Fiscal 2013 Long-Term Incentive Opportunity Awards.  The Committee awarded dollar value performance based restricted stock and stock option opportunities under the LTIP for fiscal 2013 to certain of the Company's key employees, including the Chief Executive Officer, the President and certain of its Executive Vice Presidents (the "2013 Restricted Stock and Option Awards").  The restricted stock and stock options underlying the 2013 Restricted Stock and Option Awards are issued only if a predetermined financial objective is met by the Company.  The Company met the financial objective for fiscal 2013.  Accordingly, in accordance with the terms of the 2013 Restricted Stock and Option Awards, it is anticipated that a portion of the restricted stock representing 80% of the potential award and stock options representing 20% of the potential award will be granted and issued to the recipients on the fourth business day after the Company releases its annual financial results for fiscal 2013. The amount of restricted stock and stock options to be issued was predetermined using a discounted per share price.
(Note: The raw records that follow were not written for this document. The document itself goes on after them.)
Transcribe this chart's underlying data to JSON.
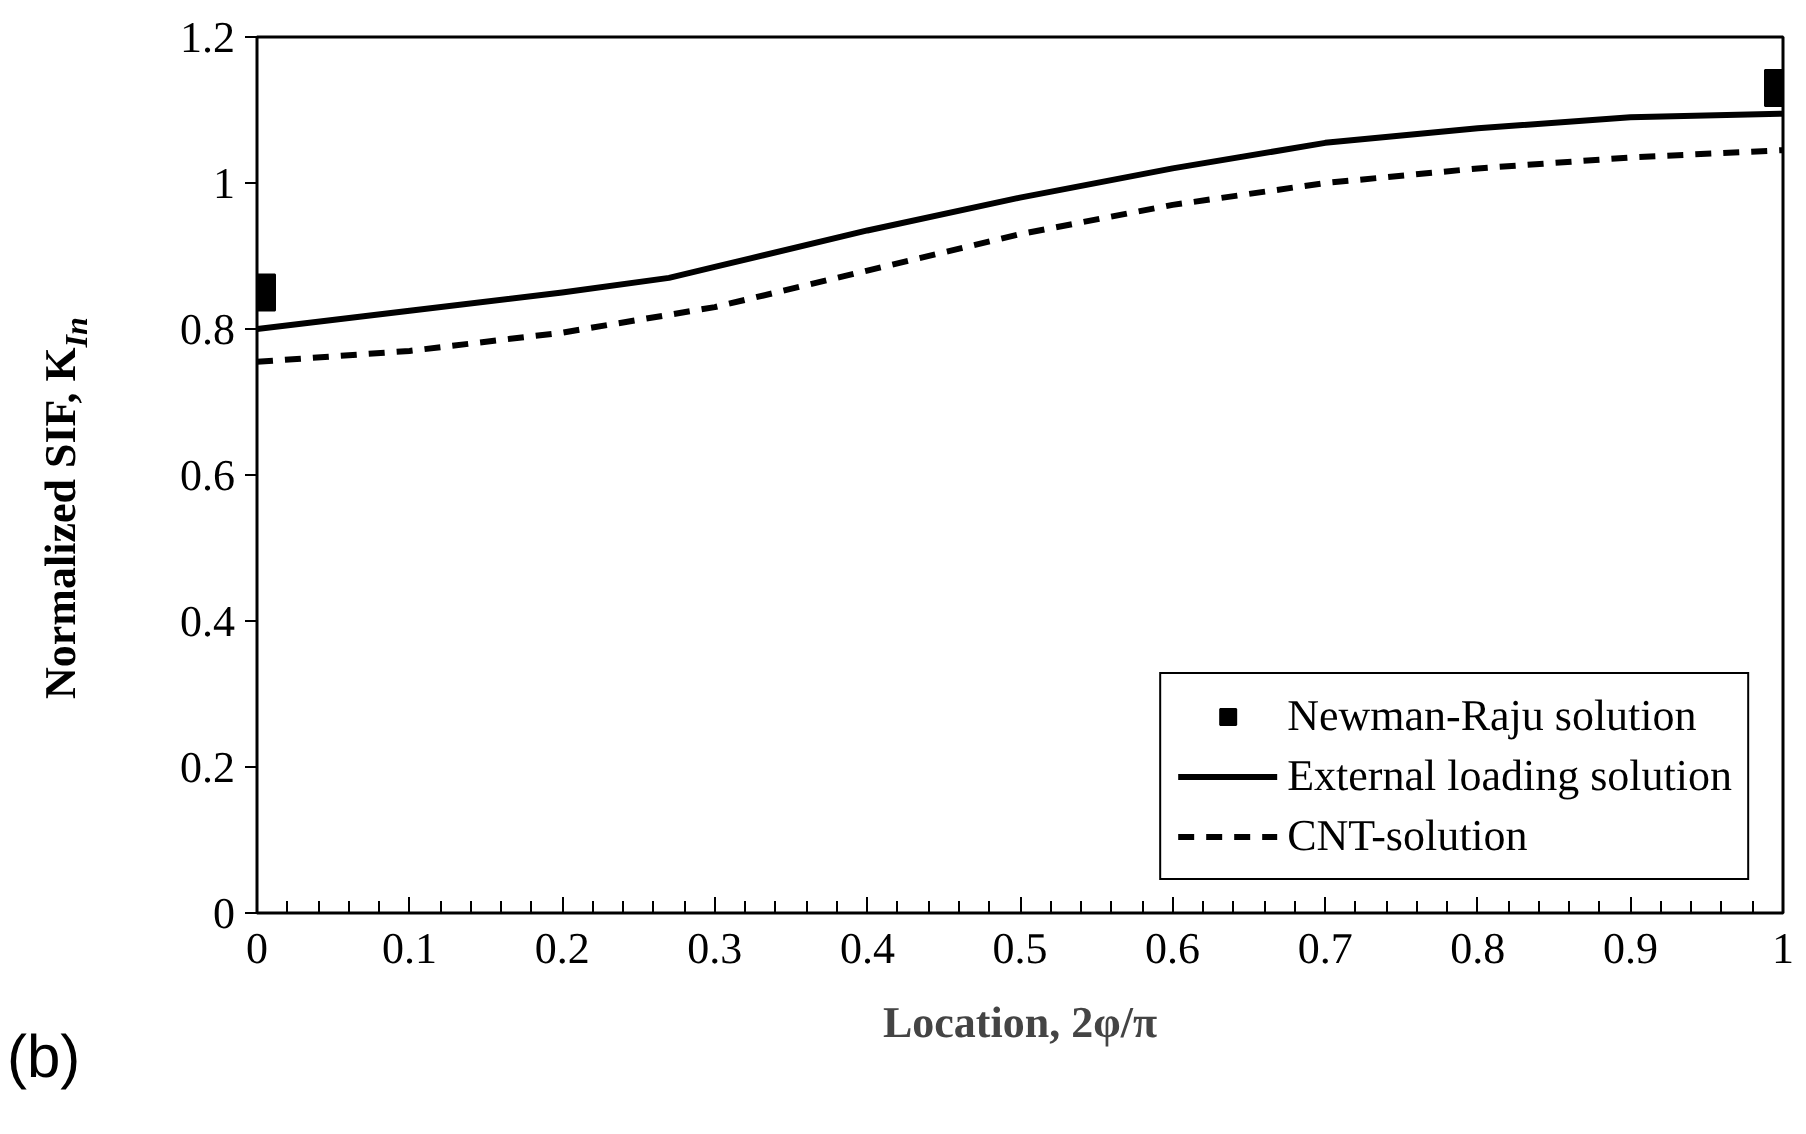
{
  "chart_data": {
    "type": "line",
    "xlabel": "Location, 2φ/π",
    "ylabel": "Normalized SIF, K$_{In}$",
    "xlim": [
      0,
      1
    ],
    "xticks": [
      0,
      0.1,
      0.2,
      0.3,
      0.4,
      0.5,
      0.6,
      0.7,
      0.8,
      0.9,
      1
    ],
    "ylim": [
      0,
      1.2
    ],
    "yticks": [
      0,
      0.2,
      0.4,
      0.6,
      0.8,
      1,
      1.2
    ],
    "grid": false,
    "legend": "bottom right",
    "series": [
      {
        "name": "Newman-Raju solution",
        "type": "scatter",
        "marker": "square",
        "color": "#000000",
        "x": [
          0,
          1
        ],
        "values": [
          0.85,
          1.13
        ]
      },
      {
        "name": "External loading solution",
        "line_style": "solid",
        "color": "#000000",
        "x": [
          0,
          0.1,
          0.2,
          0.27,
          0.3,
          0.4,
          0.5,
          0.6,
          0.7,
          0.8,
          0.9,
          1
        ],
        "values": [
          0.8,
          0.825,
          0.85,
          0.87,
          0.885,
          0.935,
          0.98,
          1.02,
          1.055,
          1.075,
          1.09,
          1.095
        ]
      },
      {
        "name": "CNT-solution",
        "line_style": "dashed",
        "color": "#000000",
        "x": [
          0,
          0.1,
          0.2,
          0.3,
          0.4,
          0.5,
          0.6,
          0.7,
          0.8,
          0.9,
          1
        ],
        "values": [
          0.755,
          0.77,
          0.795,
          0.83,
          0.88,
          0.93,
          0.97,
          1.0,
          1.02,
          1.035,
          1.045
        ]
      }
    ],
    "annotations": [
      "(b)"
    ]
  }
}
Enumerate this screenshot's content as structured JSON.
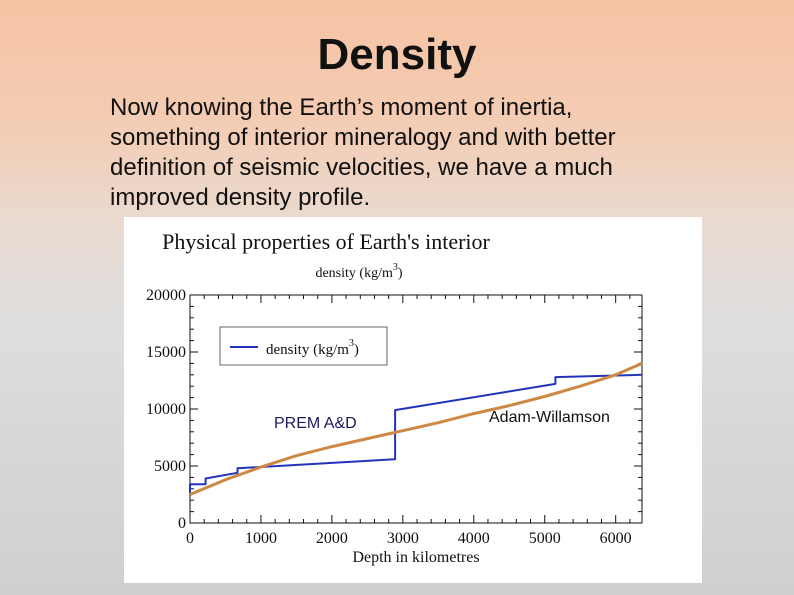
{
  "slide": {
    "title": "Density",
    "body_lines": [
      "Now knowing the Earth’s moment of inertia,",
      "something of interior mineralogy and with better",
      "definition of seismic velocities, we have a much",
      "improved density profile."
    ]
  },
  "colors": {
    "prem_line": "#2233bb",
    "aw_line": "#cc8844"
  },
  "chart_data": {
    "type": "line",
    "title": "Physical properties of Earth's interior",
    "subtitle_base": "density (kg/m",
    "subtitle_sup": "3",
    "subtitle_close": ")",
    "xlabel": "Depth in kilometres",
    "ylabel": "",
    "xlim": [
      0,
      6371
    ],
    "ylim": [
      0,
      20000
    ],
    "x_ticks": [
      0,
      1000,
      2000,
      3000,
      4000,
      5000,
      6000
    ],
    "y_ticks": [
      0,
      5000,
      10000,
      15000,
      20000
    ],
    "legend": {
      "base": "density (kg/m",
      "sup": "3",
      "close": ")",
      "placement": "top-left"
    },
    "annotations": [
      "PREM A&D",
      "Adam-Willamson"
    ],
    "series": [
      {
        "name": "density (kg/m3)",
        "x": [
          0,
          0,
          220,
          220,
          670,
          670,
          2891,
          2891,
          5150,
          5150,
          6371
        ],
        "y": [
          2600,
          3400,
          3400,
          3900,
          4400,
          4800,
          5600,
          9900,
          12200,
          12800,
          13000
        ]
      },
      {
        "name": "",
        "x": [
          0,
          500,
          1000,
          1500,
          2000,
          2500,
          3000,
          3500,
          4000,
          4500,
          5000,
          5500,
          6000,
          6371
        ],
        "y": [
          2500,
          3800,
          4900,
          5900,
          6700,
          7400,
          8100,
          8800,
          9600,
          10300,
          11100,
          12000,
          13000,
          14000
        ]
      }
    ]
  }
}
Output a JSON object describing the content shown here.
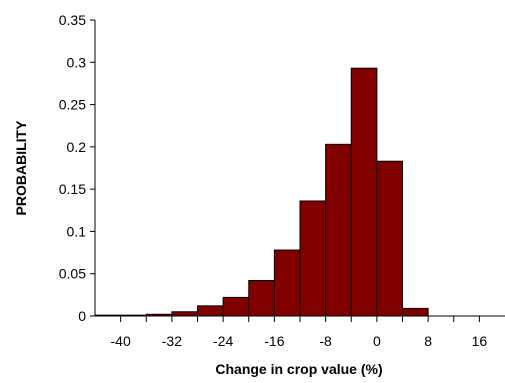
{
  "chart_data": {
    "type": "bar",
    "title": "",
    "xlabel": "Change in crop value (%)",
    "ylabel": "PROBABILITY",
    "bar_color": "#800000",
    "bar_edge_color": "#000000",
    "xlim": [
      -44,
      20
    ],
    "ylim": [
      0,
      0.35
    ],
    "bin_width": 4,
    "bins": [
      {
        "x": -42,
        "y": 0.001
      },
      {
        "x": -38,
        "y": 0.001
      },
      {
        "x": -34,
        "y": 0.002
      },
      {
        "x": -30,
        "y": 0.005
      },
      {
        "x": -26,
        "y": 0.012
      },
      {
        "x": -22,
        "y": 0.022
      },
      {
        "x": -18,
        "y": 0.042
      },
      {
        "x": -14,
        "y": 0.078
      },
      {
        "x": -10,
        "y": 0.136
      },
      {
        "x": -6,
        "y": 0.203
      },
      {
        "x": -2,
        "y": 0.293
      },
      {
        "x": 2,
        "y": 0.183
      },
      {
        "x": 6,
        "y": 0.009
      },
      {
        "x": 10,
        "y": 0
      },
      {
        "x": 14,
        "y": 0
      },
      {
        "x": 18,
        "y": 0
      }
    ],
    "x_ticks": [
      -40,
      -32,
      -24,
      -16,
      -8,
      0,
      8,
      16
    ],
    "x_tick_labels": [
      "-40",
      "-32",
      "-24",
      "-16",
      "-8",
      "0",
      "8",
      "16"
    ],
    "y_ticks": [
      0,
      0.05,
      0.1,
      0.15,
      0.2,
      0.25,
      0.3,
      0.35
    ],
    "y_tick_labels": [
      "0",
      "0.05",
      "0.1",
      "0.15",
      "0.2",
      "0.25",
      "0.3",
      "0.35"
    ],
    "grid": false,
    "legend": "none"
  }
}
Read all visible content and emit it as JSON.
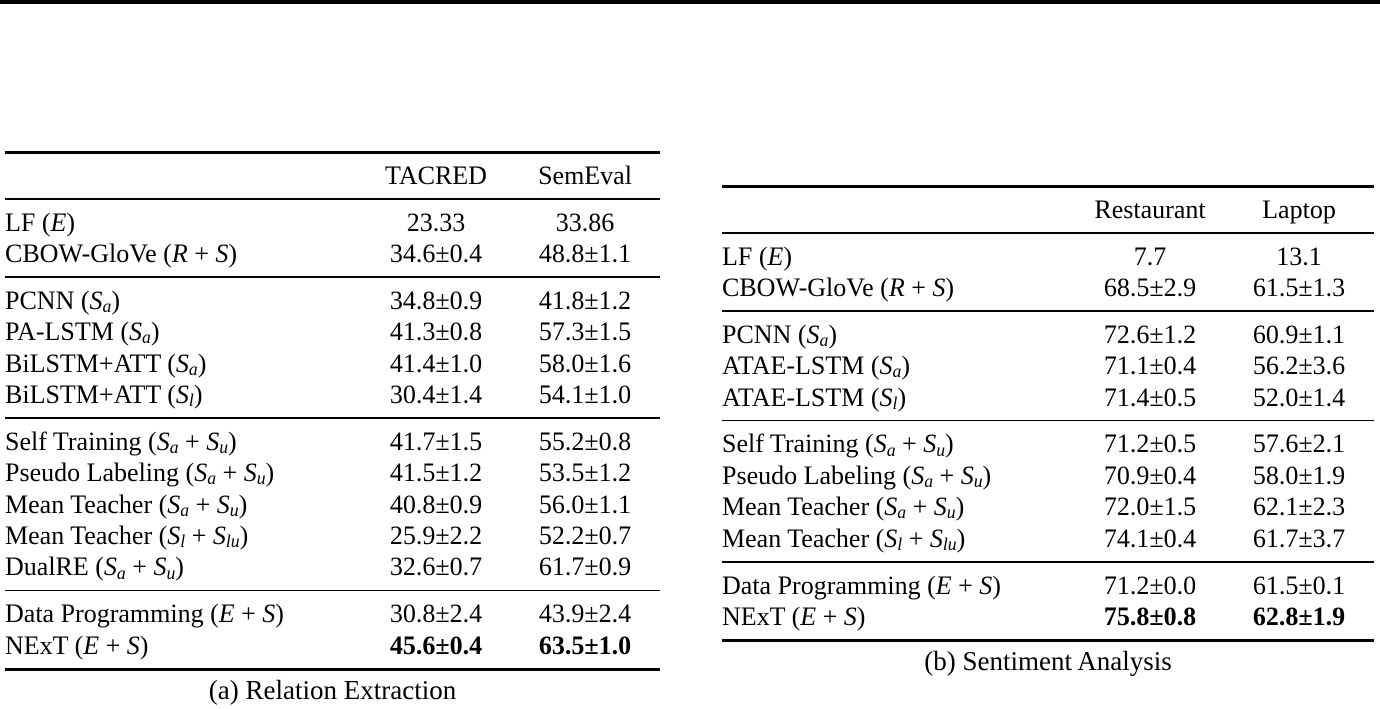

The "Discounted Per Share Price" is derived by discounting the closing market price of the Company's common stock as of the last trading day of the

immediately preceding fiscal year to account for forfeiture of the restricted stock based on, among other things, the probability of the failure of the restricted stock to be granted and the failure of the Company to meet the required performance measures. The stock options will have an exercise price equal to the fair market value of the Company's common stock on the third business day after the Company releases its annual financial results.

The above 2013 Restricted Stock and Option Awards were deemed equity classified in fiscal 2013 as the shares are known, but have not yet been granted. In addition, a portion of the fiscal 2013 LTIP stock awards are treated as a liability until the grant date when the number of shares to be issued is known, and then it becomes equity classified. At December 28, 2013, the Company recorded a liability of approximately $0.3 million on the balance sheet for the long-term incentive opportunities.

2010 Special Incentive Program Awards. On November 11, 2010, the Committee approved a 2010 Special Incentive Program (the "2010 Special Incentive Program") for certain key employees of the Company pursuant to the Company's 2004 Omnibus Plan, conditioned upon the closing of the Griffin merger.  Under the 2010 Special Incentive Program, certain key employees (the "Participating Employees") upon successful completion of the Griffin merger became eligible to receive a total of 640,000 shares of restricted stock of which 548,331 shares have been issued and 6,667 shares have been forfeited as of December 28, 2013.  The stock vests upon the closing of the Griffin merger and achievement of certain varying market conditions over vesting periods spanning 4 years.  A Participating Employee will not be entitled to receive any grant under these restricted stock awards if such Participating Employee’s employment with the Company has terminated, voluntarily or involuntarily, prior to the determination that the conditions to receive such restricted stock award have been fulfilled.